Simon Shaw

Turning up the heat at the home of rugby

Former England and Lions International Simon Shaw is the Ambassador at the new M Bar & Grill in Twickenham. Here, RiverTribe Editor Linda Duberley meets the rugby legend and finds out more about this latest addition to his outstanding career.

It is difficult to imagine how a 6’8” tall rugby England and Lions international, with hands the size of dinner plates, and a voice as resonant as Big Ben manages to come across as unassuming but somehow Simon Shaw manages this tricky combination.

His achievements on the pitch are legendary and his business acumen is well known. Even his artistic sensibilities draw praiseworthy comments, yet he is the kind of man who instantly puts everyone he meets at ease.

Which is just as well because his new role in life needs all of the above and possibly a serving of his legendary hospitality and warmth as well.

Simon Shaw is an investor and Ambassador for M Bar & Grill Twickenham, the latest restaurant to open along our stretch of the Thames. He is, in all respects, the ideal choice. People really like him but more importantly they respect him.

I’ve been fortunate enough to interview some incredible people from actors to singers, artists, politicians and other sportsmen and women, but this is the only time my brother has felt the need to down tools from a fairly busy job at The Hague and phone in a couple of questions for someone I am about to meet.

Indeed, other friends who play or support rugby are similarly fascinated in Simon Shaw; a man they regard as an accessible icon who has successfully built a reputation in the wider game of commerce with his Hospitality & events business, Set Piece Events. 

Indeed, the transfer from pitch to profit margins in a sector notoriously difficult to master seems an unlikely one but the idea took root at least fifteen years ago. Shaw can remember the exact moment it happened. He was in a lift in South Africa, where he was due to play in an international, when one of the rugby correspondents asked him what he wanted to do when he left the game.

“I said I wouldn’t mind going into the hospitality business. I had some of the business qualifications and I learned to cook when I was in my gap year in New Zealand. The more I thought about it, the more I liked it,” he said.

To be clear Shaw was well accustomed to the world of business. His father managed tea plantations in Kenya, where Shaw was born. The family moved to Madrid and then the UK. At the time Shaw played basketball, tennis and soccer. He did not play rugby until he joined Godalming College, in Surrey. His sports teacher thought that a physically fit 16-year-old weighing 20 stone would be a useful addition to the first 16.

He ended up a year later in New Zealand on a rugby scholarship. Playing in a country where the sport is a religion added the finishing touches to his earlier potential.

“It was all completely new to me. It was the early 1990s and I left home with very few practical skills. I ended up in a flat on the South Island with a whole lamb and a very small oven. It was trial and error for a while but by the time I went to university I was a decent chef,” he told me.

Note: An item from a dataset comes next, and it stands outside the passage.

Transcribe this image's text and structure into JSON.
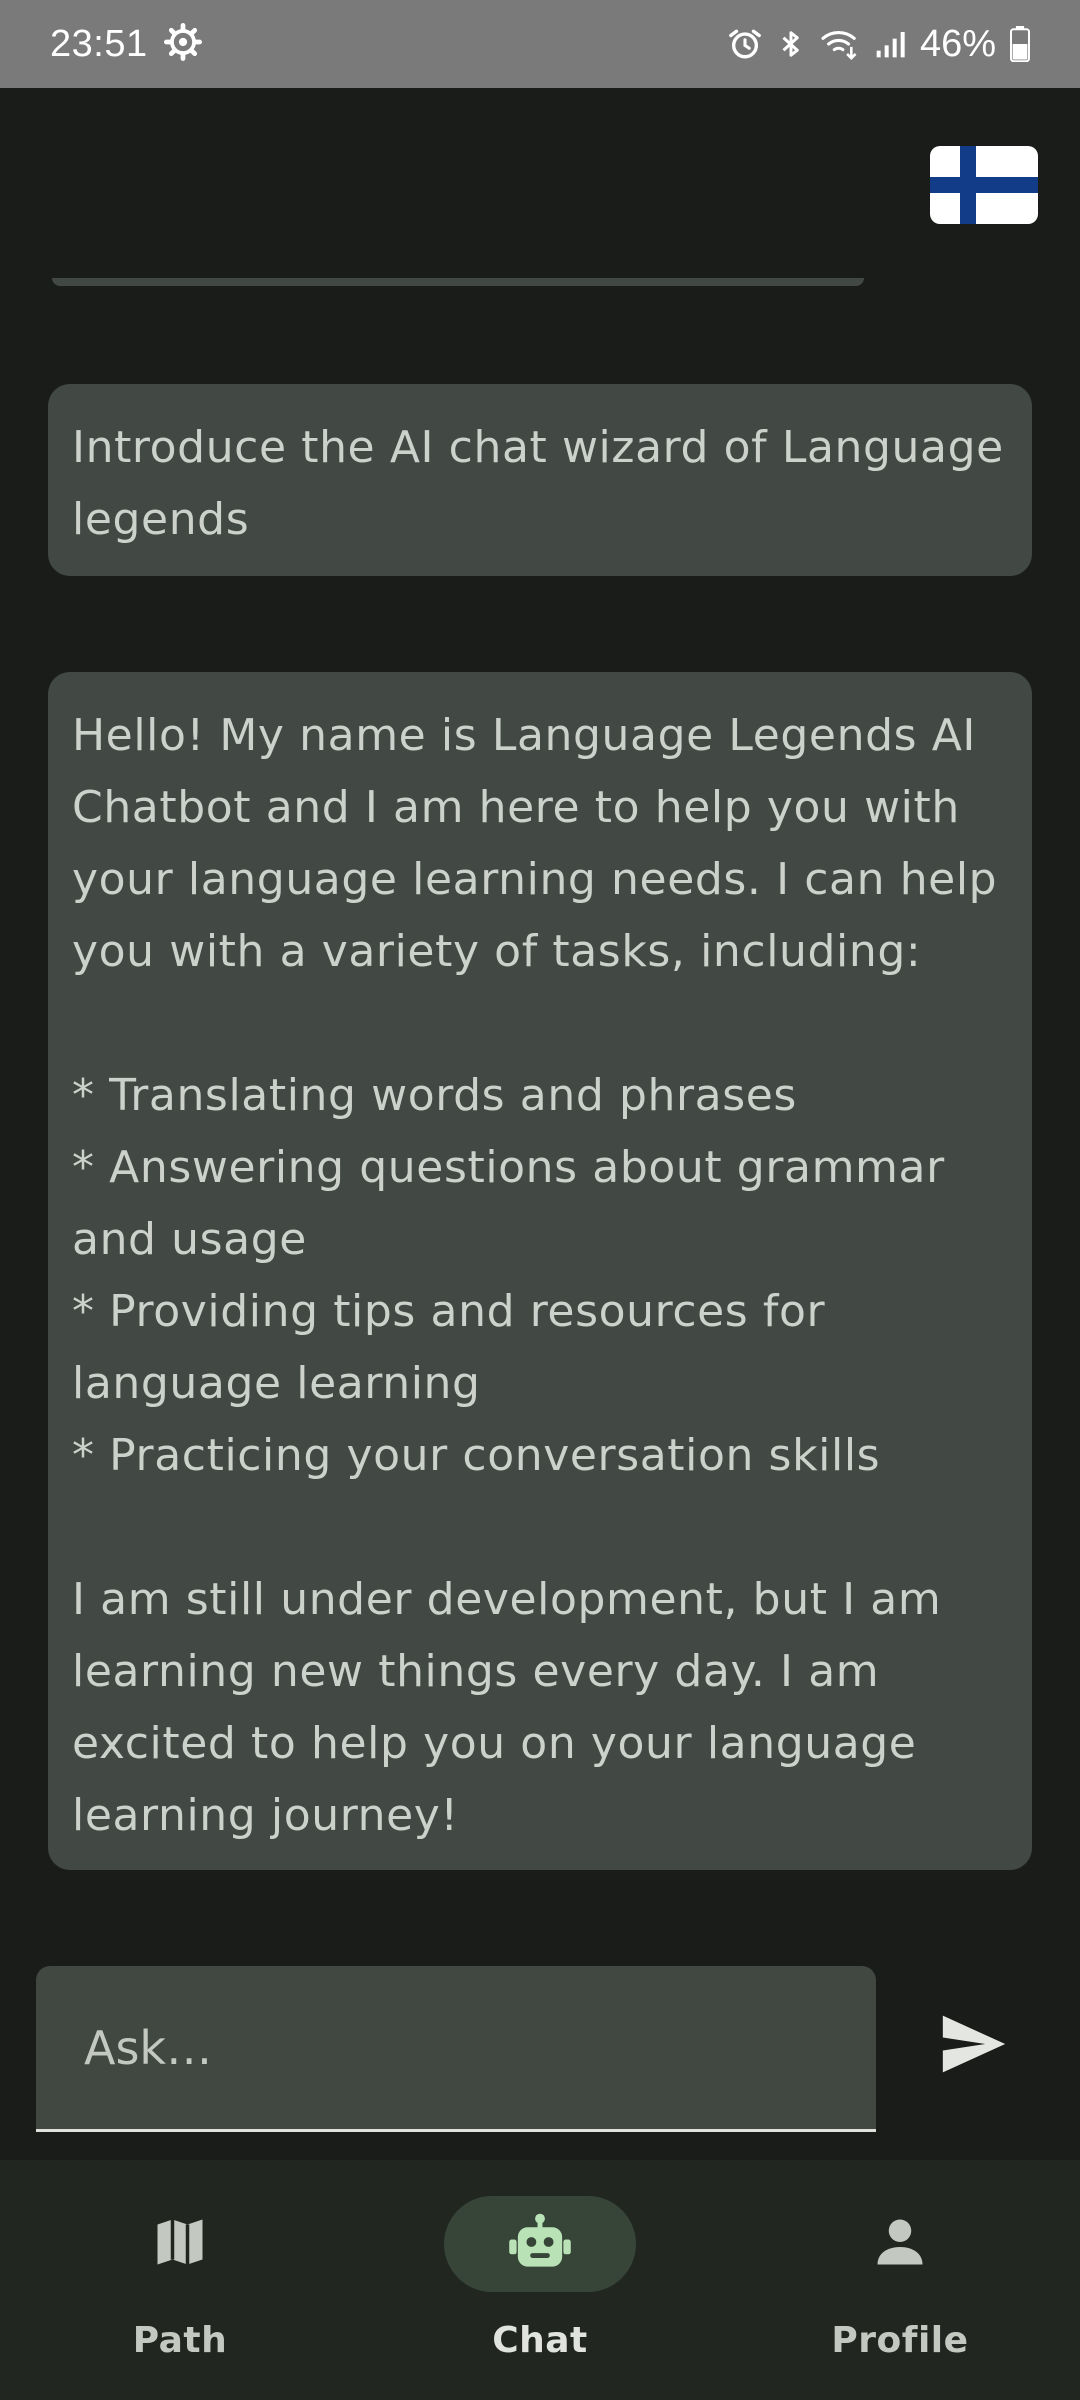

What he describes as “some business qualification” is, in fact, the degree in International Business which he studied in the Spanish language at the University of West England, the part of the UK where his sports career began.

Shaw played for Bristol. He won his first England cap in 1996 and transferred to Wasps in 1997. For the next 15 seasons he represented both club and country with distinction, winning practically every medal on offer including a 2003 World Cup winners medal, 4 premiership titles and 3 Heineken cup winners medals.

Shaw became the first player to compete in 200 Premiership matches and the following year he was selected for his 3rd British and Irish Lions tour. His selection for the 2009 tour of South Africa and man of the match performance in the 2nd Test made him a fan favourite. In 2011, he made the decision to end his career at the French club Toulon where he lives with his wife and four children, two of whom may play rugby since they are following a similar growth trajectory to him.

It comes as no surprise that while all this was going on Shaw found the time to acquire Twickenham’s Royal Oak Pub or under its new title, Stokes & Moncreiff, which became a landmark destination, particularly for rugby supporters.

The move from Pub landlord to restauranteur shows a maturing attitude in the still relatively young man. The opportunity to partner with friend and mentor Martin Williams was too good an opportunity to be missed.

He met Martin Williams, the founder of the M Restaurant group at a charity dinner in London. The pair hit it off immediately, sharing the same business outlook and attention to detail. They both have a fine eye for ambiance and Williams has an acute ability to hire excellent staff. Executive chef Michael Reid at M Bar & Grill Twickenham is one example.

The restaurant is smart and deliberately aimed not just at the rugby crowd but at those people who want a quality restaurant which does not mean a trip into town and then a long journey home.

The triumvirate look certain to make the restaurant a success. All the ingredients are there.

And if anyone is interested in the two questions I had from my brother, they are “What is your top career moment,” and who is top of your players’ list.

The answers are the Euro 2004 Heineken Rugby Final and Fraser Waters.